It's 2017, so you would think by now women would no longer be bound by tired gender tropes or attempts by the patriarchy to make us conform into what they think a woman should look and act like. Yet there are many things women are conditioned to be — but don't actually have to be. When you look at the state of society today, sometimes it seems as though we are regressing as opposed to progressing. While it has been almost 100 years since women were granted the right to vote, 53 years since the Equal Pay Act was originally passed, and 43 years since Roe v. Wade, women are still being told what we should or should not (or worse, can or can not) do.
But here's the truth: We have more autonomy than we are often given credit for. There are many warriors in women's history who showed great courage and made great sacrifices so women would have the same fundamental right as men to simply be ourselves. Not the version of ourselves history has demanded of us — put-together and perfect and compliant — but the fierce, nuanced, grown-ass women we really are.
Still, old habits die hard and sometimes we all need a friendly reminder that we don't have to be any of these ridiculous things we've been conditioned to think are "appropriate" for women. Sure, we can be these things if we want to be them; but, we also have the power to buck the trend, too. Feminism is, after all, about choice — being able to choose who you are and what you do. That choice is everything.
Don't get me wrong — I am all for having good manners. Heck, I'm from the South, where being rude is basically tantamount to committing a crime. However, there are so many instances where being rude and ditching the niceties is absolutely warranted, and women shouldn't feel bad about it either. If someone is making you uncomfortable, degrading you, insulting you, or anything in that neighborhood, you are not obligated to smile politely or put your head down and avert your gaze; you can absolutely call them out if you want to. You are not required to make yourself pleasant to someone being unpleasant, nor is it your responsibility to make them comfortable when they are behaving badly. Give 'em hell, girl!
Have we heard this a lot lately or what? Sadly, the 2016 presidential election and the ensuing administration seems to have unearthed all of the misognyists in the world, all of whom seem to feel they have the right to weigh in when they feel a woman isn't wearing enough makeup or doesn't have her hair coiffed enough to suit their standards. ("Just look at her," they say. "Who would vote for a face like that?" they say.) Women have been conditioned to believe we should look pretty around the clock — when we are at the gym, when we just rolled out of bed in the morning, when we are having the worst day of our lives.
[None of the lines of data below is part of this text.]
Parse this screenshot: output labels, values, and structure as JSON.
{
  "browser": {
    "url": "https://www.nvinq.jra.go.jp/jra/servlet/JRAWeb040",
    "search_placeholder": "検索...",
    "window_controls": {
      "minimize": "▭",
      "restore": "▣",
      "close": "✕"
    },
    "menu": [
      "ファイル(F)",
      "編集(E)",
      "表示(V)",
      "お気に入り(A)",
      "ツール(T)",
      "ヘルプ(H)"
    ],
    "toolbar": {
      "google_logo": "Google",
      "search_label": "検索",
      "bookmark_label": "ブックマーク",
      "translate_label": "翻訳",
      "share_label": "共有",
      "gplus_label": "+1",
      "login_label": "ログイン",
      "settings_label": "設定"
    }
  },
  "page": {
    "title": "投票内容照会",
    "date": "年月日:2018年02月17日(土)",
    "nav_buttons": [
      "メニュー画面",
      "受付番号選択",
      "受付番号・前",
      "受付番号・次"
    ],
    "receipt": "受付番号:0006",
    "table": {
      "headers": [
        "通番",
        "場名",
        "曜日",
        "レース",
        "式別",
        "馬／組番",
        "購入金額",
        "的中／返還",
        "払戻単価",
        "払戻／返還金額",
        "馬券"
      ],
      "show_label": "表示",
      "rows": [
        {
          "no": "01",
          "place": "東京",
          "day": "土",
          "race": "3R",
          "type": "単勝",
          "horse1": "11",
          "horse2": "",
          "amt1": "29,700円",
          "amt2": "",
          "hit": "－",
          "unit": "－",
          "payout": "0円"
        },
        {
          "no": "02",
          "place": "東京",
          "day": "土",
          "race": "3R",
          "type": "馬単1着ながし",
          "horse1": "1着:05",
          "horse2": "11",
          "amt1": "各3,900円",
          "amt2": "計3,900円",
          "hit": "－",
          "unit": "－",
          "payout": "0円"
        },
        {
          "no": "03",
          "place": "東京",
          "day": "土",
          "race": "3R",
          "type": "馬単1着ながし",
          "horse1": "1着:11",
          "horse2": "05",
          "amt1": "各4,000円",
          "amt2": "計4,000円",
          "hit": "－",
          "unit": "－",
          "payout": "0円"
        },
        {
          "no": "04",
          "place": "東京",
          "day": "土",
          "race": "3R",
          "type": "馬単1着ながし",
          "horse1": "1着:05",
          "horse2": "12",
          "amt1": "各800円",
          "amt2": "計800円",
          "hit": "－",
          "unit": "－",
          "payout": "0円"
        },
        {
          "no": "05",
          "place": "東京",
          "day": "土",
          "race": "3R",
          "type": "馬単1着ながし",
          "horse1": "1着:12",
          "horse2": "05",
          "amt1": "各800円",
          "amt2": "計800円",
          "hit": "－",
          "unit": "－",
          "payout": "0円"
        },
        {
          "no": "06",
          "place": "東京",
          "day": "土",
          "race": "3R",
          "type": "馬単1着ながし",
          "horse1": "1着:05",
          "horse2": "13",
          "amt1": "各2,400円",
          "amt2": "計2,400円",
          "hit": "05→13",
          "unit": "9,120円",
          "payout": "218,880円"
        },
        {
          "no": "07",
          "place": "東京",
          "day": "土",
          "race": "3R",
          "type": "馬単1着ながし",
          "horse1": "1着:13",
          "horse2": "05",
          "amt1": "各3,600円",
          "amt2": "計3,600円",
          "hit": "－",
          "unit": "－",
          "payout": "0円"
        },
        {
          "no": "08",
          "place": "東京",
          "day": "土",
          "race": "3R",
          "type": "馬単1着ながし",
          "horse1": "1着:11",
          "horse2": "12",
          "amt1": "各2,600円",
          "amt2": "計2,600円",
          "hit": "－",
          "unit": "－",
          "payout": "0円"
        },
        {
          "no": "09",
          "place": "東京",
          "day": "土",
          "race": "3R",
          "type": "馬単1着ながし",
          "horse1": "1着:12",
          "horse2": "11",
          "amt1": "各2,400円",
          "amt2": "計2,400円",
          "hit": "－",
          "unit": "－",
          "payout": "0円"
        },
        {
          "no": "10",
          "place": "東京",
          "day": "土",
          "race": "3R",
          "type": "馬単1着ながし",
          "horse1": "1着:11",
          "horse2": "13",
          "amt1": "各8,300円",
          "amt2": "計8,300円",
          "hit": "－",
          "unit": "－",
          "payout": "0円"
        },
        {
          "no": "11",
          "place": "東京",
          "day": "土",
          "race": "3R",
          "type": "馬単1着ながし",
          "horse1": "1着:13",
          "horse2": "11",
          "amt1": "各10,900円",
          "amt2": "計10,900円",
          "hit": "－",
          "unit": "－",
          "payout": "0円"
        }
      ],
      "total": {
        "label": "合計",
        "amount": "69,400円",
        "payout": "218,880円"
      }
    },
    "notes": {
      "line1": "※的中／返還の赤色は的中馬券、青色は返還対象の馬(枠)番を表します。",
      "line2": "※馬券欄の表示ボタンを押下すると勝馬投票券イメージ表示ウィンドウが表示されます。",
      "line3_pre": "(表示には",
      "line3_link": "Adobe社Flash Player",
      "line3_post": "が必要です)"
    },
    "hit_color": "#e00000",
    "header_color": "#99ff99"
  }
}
But, c'mon, ladies. We all know that's BS, right? For starters, "pretty" is such a subjective thing. There are lots of different ways to be pretty. And what's more, someone trying to impose their arbitrary ideas of it on us is a bunch of hogwash. You are under no obligation to look a certain way because someone else would prefer you do.
This kind of goes hand in hand with being polite. However, one could argue a woman could be polite and yet not proper. When it comes to being "proper," we're talking about all of those entirely natural things that men do that women are supposed to pretend like we don't do. Things like burp, and fart, and, yes, poop. Spoiler alert! Oh, and hey, it's OK for women to use "bad" language, too. In fact, some of us consider ourselves poets of explicit language, and that's our prerogative. It does not make us any less of a woman if we like to drop the F bomb in casual conversation.
Not only is it unfair to assume all women are or should be delicate, but it's also wildly inaccurate. Women — people — come in all shapes, sizes, and builds. For example, I have broad shoulders and wide hips, which my grandmother used to say came from her German lineage. Wherever it came from, it doesn't make me feel unfeminine. In fact, I feel very womanly in my body because it is strong. Women don't have to be shrinking violets. We can play sports, lift weights, drive race cars, or any other manner of thing we choose to do, and we don't need a big, hulkin' man to be our protector. Women are powerful AF, in case you missed it.
I'm not saying you should become a braggart (although, let's be real, dudes do that all the time and they're just called "successful"); the point is, though, that women have been programmed to think being proud of our accomplishments is arrogant and unbecoming of a woman. That logic is garbage, though. If you have done something worthy of being proud of, you shouldn't feel ashamed to hype yourself a little. Or a lot. Your accomplishments deserve to be celebrated, and sometimes that celebration starts with you.
For basically my entire life, I have believed that women are supposed to be selfless. We are the martyrs who take care of everyone else first and ourselves last. We stretch ourselves so thin we are nearly transparent in our singular obsession with doing for others. And there is nothing wrong with doing for others. It's a beautiful thing! But we can't help other people if we don't look out for ourselves as well. The idea of being "selfless" is a bit troubling, too. Why would I want to be devoid of "self"? By definition, to be selfless is "having no concern for self." Correct me if I'm wrong, but being at least a little concerned with self is what keeps us alive, right? There is nothing wrong with taking care of yourself. You can still be a generous, compassionate person without completely casting your personal well-being aside.